We’re committed to ensuring our students engage with the best people in their field. That’s why we regularly welcome renowned guest speakers to share their experiences and insights.
This semester, this has included a wide variety of international journalists and commentators, who’ve been speaking to undergraduate students about journalism’s role in a digital, post-truth world. It’s all part of a unit led by our Head of School, Dr Karen Fowler-Watt. When you study at BU, these are the kind of people you’ll hear from on a regular basis.
This year, we are working closely with the non-profit news organisation, Global Voices. This border-less citizen community reporting organisation comprises more than 1,400 writers, analysts, online media experts, and translators.
Ivan Sigal (Executive Director of Global Voices and a BU Visiting Fellow)
Visiting from the US, Sigal looked at alternative ways of reporting stories. This includes how we can build human connections and engage audiences in a digital, social media-driven world.
He reminded us that journalists are peripheral observers at most, so that “the choices we collectively make about how we communicate and the technologies we choose to work with affect what we know”.
He also talked about the difficulties of covering protests or ‘spectacle’ through sharing his own photographic work, ‘Notes from the Eye of the Crowd’, which captured the recent protests in Washington DC (see below).
Joey Ayoub (Middle East Editor for Global Voices)

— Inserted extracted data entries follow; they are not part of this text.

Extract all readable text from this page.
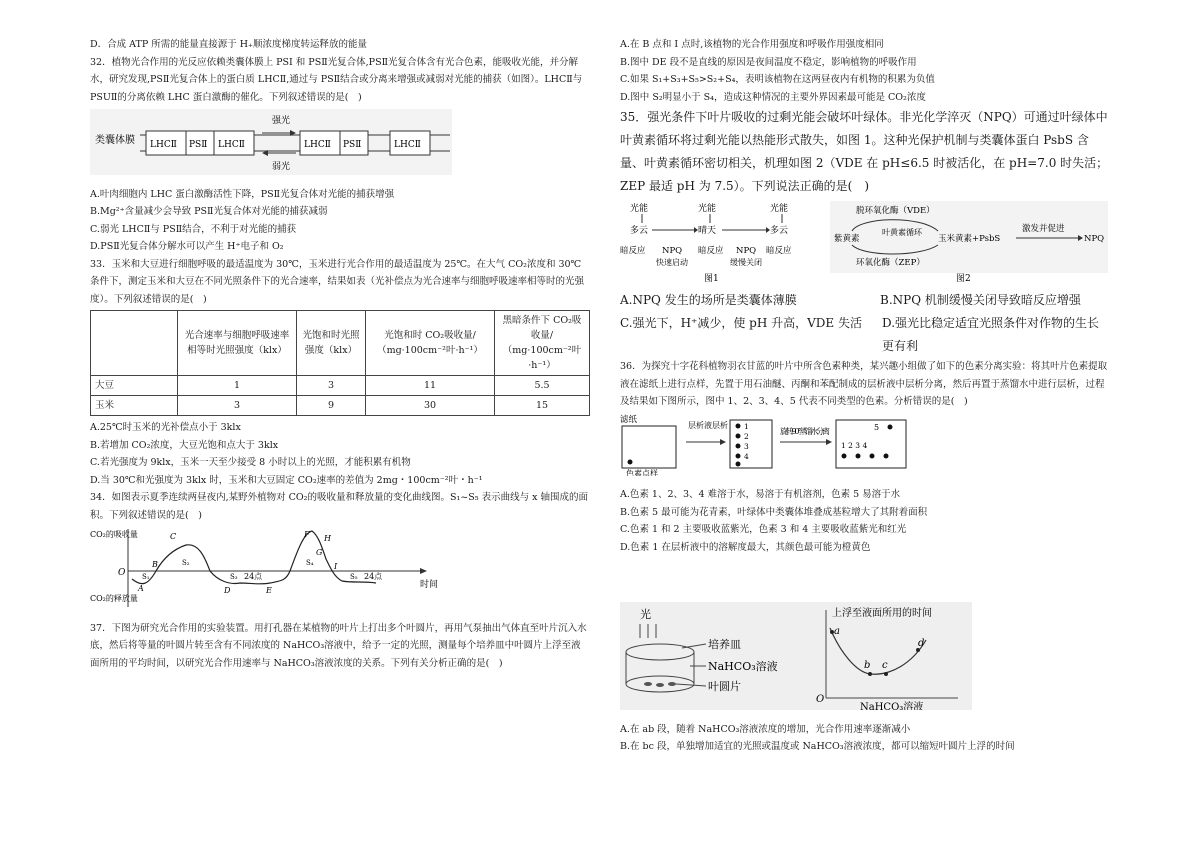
D．合成 ATP 所需的能量直接源于 H₊顺浓度梯度转运释放的能量

32．植物光合作用的光反应依赖类囊体膜上 PSI 和 PSⅡ光复合体,PSⅡ光复合体含有光合色素，能吸收光能，并分解水，研究发现,PSⅡ光复合体上的蛋白质 LHCⅡ,通过与 PSⅡ结合或分离来增强或减弱对光能的捕获（如图）。LHCⅡ与 PSUⅡ的分离依赖 LHC 蛋白激酶的催化。下列叙述错误的是(　)

类囊体膜 LHCⅡ PSⅡ LHCⅡ
强光
弱光
LHCⅡ PSⅡ	LHCⅡ

A.叶肉细胞内 LHC 蛋白激酶活性下降，PSⅡ光复合体对光能的捕获增强

B.Mg²⁺含量减少会导致 PSⅡ光复合体对光能的捕获减弱

C.弱光 LHCⅡ与 PSⅡ结合，不利于对光能的捕获

D.PSⅡ光复合体分解水可以产生 H⁺电子和 O₂

33．玉米和大豆进行细胞呼吸的最适温度为 30℃，玉米进行光合作用的最适温度为 25℃。在大气 CO₂浓度和 30℃条件下，测定玉米和大豆在不同光照条件下的光合速率，结果如表（光补偿点为光合速率与细胞呼吸速率相等时的光强度）。下列叙述错误的是(　)

	光合速率与细胞呼吸速率相等时光照强度（klx）	光饱和时光照强度（klx）	光饱和时 CO₂吸收量/（mg·100cm⁻²叶·h⁻¹）	黑暗条件下 CO₂吸收量/（mg·100cm⁻²叶·h⁻¹）
大豆	1	3	11	5.5
玉米	3	9	30	15

A.25℃时玉米的光补偿点小于 3klx

B.若增加 CO₂浓度，大豆光饱和点大于 3klx

C.若光强度为 9klx，玉米一天至少接受 8 小时以上的光照，才能积累有机物

D.当 30℃和光强度为 3klx 时，玉米和大豆固定 CO₂速率的差值为 2mg・100cm⁻²叶・h⁻¹

34．如图表示夏季连续两昼夜内,某野外植物对 CO₂的吸收量和释放量的变化曲线图。S₁~S₅ 表示曲线与 x 轴围成的面积。下列叙述错误的是(　)

CO₂的吸收量
CO₂的释放量
O
时间
A
B
C
D	E
F
G
H
I
S₁
S₂
S₃
S₄
S₅
24点	24点

37．下图为研究光合作用的实验装置。用打孔器在某植物的叶片上打出多个叶圆片，再用气泵抽出气体直至叶片沉入水底，然后将等量的叶圆片转至含有不同浓度的 NaHCO₃溶液中，给予一定的光照，测量每个培养皿中叶圆片上浮至液面所用的平均时间，以研究光合作用速率与 NaHCO₃溶液浓度的关系。下列有关分析正确的是(　)

A.在 B 点和 I 点时,该植物的光合作用强度和呼吸作用强度相同

B.图中 DE 段不是直线的原因是夜间温度不稳定，影响植物的呼吸作用

C.如果 S₁+S₃+S₅>S₂+S₄，表明该植物在这两昼夜内有机物的积累为负值

D.图中 S₂明显小于 S₄，造成这种情况的主要外界因素最可能是 CO₂浓度

35．强光条件下叶片吸收的过剩光能会破坏叶绿体。非光化学淬灭（NPQ）可通过叶绿体中叶黄素循环将过剩光能以热能形式散失，如图 1。这种光保护机制与类囊体蛋白 PsbS 含量、叶黄素循环密切相关，机理如图 2（VDE 在 pH≤6.5 时被活化，在 pH=7.0 时失活；ZEP 最适 pH 为 7.5）。下列说法正确的是(　)

光能	光能	光能
多云	晴天	多云
暗反应 NPQ 暗反应 NPQ 暗反应
快速启动	缓慢关闭
图1
脱环氧化酶（VDE）
紫黄素
叶黄素循环
玉米黄素+PsbS
激发并促进
NPQ
环氧化酶（ZEP）
图2
A.NPQ 发生的场所是类囊体薄膜	B.NPQ 机制缓慢关闭导致暗反应增强
C.强光下，H⁺减少，使 pH 升高，VDE 失活	D.强光比稳定适宜光照条件对作物的生长更有利

36．为探究十字花科植物羽衣甘蓝的叶片中所含色素种类，某兴趣小组做了如下的色素分离实验：将其叶片色素提取液在滤纸上进行点样，先置于用石油醚、丙酮和苯配制成的层析液中层析分离，然后再置于蒸馏水中进行层析，过程及结果如下图所示，图中 1、2、3、4、5 代表不同类型的色素。分析错误的是(　)

滤纸
色素点样
层析液层析 1
2
3
4
旋转90°蒸馏水分离	5
1 2 3 4

A.色素 1、2、3、4 难溶于水，易溶于有机溶剂，色素 5 易溶于水

B.色素 5 最可能为花青素，叶绿体中类囊体堆叠成基粒增大了其附着面积

C.色素 1 和 2 主要吸收蓝紫光，色素 3 和 4 主要吸收蓝紫光和红光

D.色素 1 在层析液中的溶解度最大，其颜色最可能为橙黄色

光
培养皿
NaHCO₃溶液
叶圆片
O
上浮至液面所用的时间
NaHCO₃溶液
a
b c
d

A.在 ab 段，随着 NaHCO₃溶液浓度的增加，光合作用速率逐渐减小

B.在 bc 段，单独增加适宜的光照或温度或 NaHCO₃溶液浓度，都可以缩短叶圆片上浮的时间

Ayoub worked with the students and staff, Dr Anna Feigenbaum and Phillip Wilkinson, to produce a data visualisation project on Syria. Titled Syrian Voices, this aims to help us make sense of a complex and challenging conflict. By connecting people to real people’s lives, it grounds data in personal narratives.
Kevin Marsh, our Practitioner in Residence in Journalism Ethics, supported the work for this project with his talk on Syria and Russia, ‘War in Syria: losing the narrative, losing innocent lives’. This focused on failings in international policy and the difficulties inherent in the sense that “competing narratives shape the menu from which decisions are made”.
“At a time when journalism is, once again, under close scrutiny, this provides students with an opportunity to reimagine journalism. Journalists have been labelled as ‘the opposition’ by the Trump administration in the US, apparently failed to engage audiences in key debates such as Brexit in the UK and are challenged in reporting the complexities of Syria. The question of which voices are heard and with what breadth, diversity and range has never been more important.”
Head of School, Dr Karen Fowler-Watt
Other highlights this semester
Stephen Sackur (BBC)
Sackur is one of the world’s leading journalists, known for his frank approach to grilling politicians and luminaries on the BBC show HARDtalk, as well as reporting on some of the most remarkable news stories of the past three decades. In February, we were doing the interviewing when he shared his ideas on post-truth politics with third year undergraduate students.
Stephen reminded us that fake news is nothing new. One of the strongest messages to come out of the session was the need for journalists to immerse themselves in communities and the stories that they are reporting on – but that we must not shy away from stating facts and observed realities for what they are.
Professor Richard Sambrook (Cardiff University, ex-BBC)
The former Director of BBC World Service and Global News, Richard Sambrook is now a professor at Cardiff University. He picked up where Sackur left off in the preceding week in the theme of his session.
In particular, Professor Sambrook focused on the importance of verification and fact-checking. This included engaging students in devising a toolkit for their own work, as well as critiquing stories.
Sandra Laville (the Guardian and a BU Visiting Fellow)
In the most recent session, the Guardian’s Sandra Laville spoke with passion and integrity about ‘silenced voices’ – particularly victims of child abuse and estrangement, whose stories take a long time to be heard within the current family courts system.
Dr Karen Fowler-Watt says that all of the speakers “highlighted that in grappling with the complexities of the present, an understanding of the past has never been more important and journalism has a crucial role to play in helping us make sense of it all”.